BERKELEY, Calif. (KGO) --The Napa Earthquake was an important reminder that an early warning system is much needed in California. Some of the top researchers in seismology and lawmakers were at the University of California, Berkeley to talk about how to make that a reality sooner than later.
Since 2012, BART trains have been tied into an early warning computer network system at UC Berkeley.
Had BART been running when the Napa Earthquake hit at 3:20 a.m. Sunday morning, all trains would have automatically slowed down.
"If we had a 70 mile an hour train maximum speed for our trains, we could have slowed it down to 40 miles an hour," said John McPartland, a BART Board of Directors member.
Today at the third International Conference on Earthquake Early Warning, those invested in the system talked about ways to come up with a more robust and faster way to deliver a warning.
A year ago, lawmakers in Sacramento voted to begin investing in a system for the entire state.
"We know the technology works," said Democratic State Senator Alex Padilla of Pacoima. "We know we can save lives.

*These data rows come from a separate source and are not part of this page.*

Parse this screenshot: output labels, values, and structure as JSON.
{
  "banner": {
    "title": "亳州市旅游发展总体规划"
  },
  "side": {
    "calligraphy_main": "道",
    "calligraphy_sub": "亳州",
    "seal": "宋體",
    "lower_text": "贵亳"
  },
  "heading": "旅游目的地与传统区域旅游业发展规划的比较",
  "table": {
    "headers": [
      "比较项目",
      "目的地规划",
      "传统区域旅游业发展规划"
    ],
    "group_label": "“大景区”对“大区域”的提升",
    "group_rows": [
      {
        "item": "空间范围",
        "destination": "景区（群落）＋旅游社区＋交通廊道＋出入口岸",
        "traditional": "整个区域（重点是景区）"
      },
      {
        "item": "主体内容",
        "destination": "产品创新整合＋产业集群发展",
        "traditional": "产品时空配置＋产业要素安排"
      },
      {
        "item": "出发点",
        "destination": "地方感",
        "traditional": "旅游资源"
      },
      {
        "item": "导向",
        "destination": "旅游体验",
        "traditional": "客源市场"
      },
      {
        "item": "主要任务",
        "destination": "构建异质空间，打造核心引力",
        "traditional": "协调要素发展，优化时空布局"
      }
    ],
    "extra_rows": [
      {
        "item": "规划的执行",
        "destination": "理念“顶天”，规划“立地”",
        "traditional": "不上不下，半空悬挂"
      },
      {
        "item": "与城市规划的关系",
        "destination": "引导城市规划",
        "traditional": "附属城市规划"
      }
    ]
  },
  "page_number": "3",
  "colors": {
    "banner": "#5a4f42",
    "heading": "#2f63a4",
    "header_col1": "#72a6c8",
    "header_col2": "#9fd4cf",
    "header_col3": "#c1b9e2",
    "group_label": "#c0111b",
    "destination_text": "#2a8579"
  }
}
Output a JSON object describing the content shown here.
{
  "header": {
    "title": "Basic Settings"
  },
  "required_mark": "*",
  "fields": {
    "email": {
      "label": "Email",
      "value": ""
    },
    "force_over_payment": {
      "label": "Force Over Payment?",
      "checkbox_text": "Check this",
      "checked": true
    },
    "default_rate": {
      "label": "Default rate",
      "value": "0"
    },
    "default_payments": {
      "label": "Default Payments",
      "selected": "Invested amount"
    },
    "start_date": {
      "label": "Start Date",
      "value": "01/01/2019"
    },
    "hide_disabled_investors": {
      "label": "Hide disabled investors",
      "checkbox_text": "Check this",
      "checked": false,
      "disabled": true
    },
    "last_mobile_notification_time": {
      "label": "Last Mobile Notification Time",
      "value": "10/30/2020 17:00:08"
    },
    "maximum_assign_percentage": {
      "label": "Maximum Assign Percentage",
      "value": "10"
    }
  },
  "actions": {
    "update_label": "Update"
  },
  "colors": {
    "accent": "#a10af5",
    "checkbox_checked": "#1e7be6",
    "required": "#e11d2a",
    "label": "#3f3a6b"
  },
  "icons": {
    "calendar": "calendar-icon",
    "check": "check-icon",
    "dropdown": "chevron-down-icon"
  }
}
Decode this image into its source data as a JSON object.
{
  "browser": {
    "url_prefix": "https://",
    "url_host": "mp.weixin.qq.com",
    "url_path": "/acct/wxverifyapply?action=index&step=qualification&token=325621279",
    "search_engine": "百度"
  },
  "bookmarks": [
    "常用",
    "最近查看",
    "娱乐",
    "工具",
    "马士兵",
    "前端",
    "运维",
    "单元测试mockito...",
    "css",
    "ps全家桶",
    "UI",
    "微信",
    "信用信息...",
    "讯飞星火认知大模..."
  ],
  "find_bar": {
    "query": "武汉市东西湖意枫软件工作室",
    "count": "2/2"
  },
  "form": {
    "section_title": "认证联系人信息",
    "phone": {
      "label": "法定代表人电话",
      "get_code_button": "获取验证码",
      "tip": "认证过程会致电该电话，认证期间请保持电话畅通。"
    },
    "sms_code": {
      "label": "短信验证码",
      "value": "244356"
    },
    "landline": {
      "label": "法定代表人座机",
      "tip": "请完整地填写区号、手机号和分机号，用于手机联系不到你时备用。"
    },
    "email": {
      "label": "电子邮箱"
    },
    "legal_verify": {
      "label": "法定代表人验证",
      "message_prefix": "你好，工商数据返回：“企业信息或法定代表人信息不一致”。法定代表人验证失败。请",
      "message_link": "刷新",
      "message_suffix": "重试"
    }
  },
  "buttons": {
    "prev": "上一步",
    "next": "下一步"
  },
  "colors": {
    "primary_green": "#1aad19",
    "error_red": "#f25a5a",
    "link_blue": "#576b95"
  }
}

We need to deploy the system to protect the public sooner than later."
Right now the early warning system has about 300 underground sensors in California, Oregon and Washington. That information is fed into networks and transmitted just seconds before it's felt in other nearby cities. Mexico and Japan have had this system in place for several years.
"It worked well. It issued a warning about 15 seconds before, but it's not perfect, so we have some problems so we need to improve our system," said Mitsuyuki Hoshiba, a spokesperson for the Meteorological Research Institute of Japan.
It will cost close to $100 million to have it up and running for five years.
A more realistic plan would include the private sector.
"They'll be a plethora of apps that you can download on your smart phone," said Richard Allen, a researcher at the Berkeley Seismological Laboratory. "There will be devices that you can install on the wall in your house just like smoke detectors; doctors will have devices in the operating theater."
If California can come up with the funding, the system could be up and running in two years.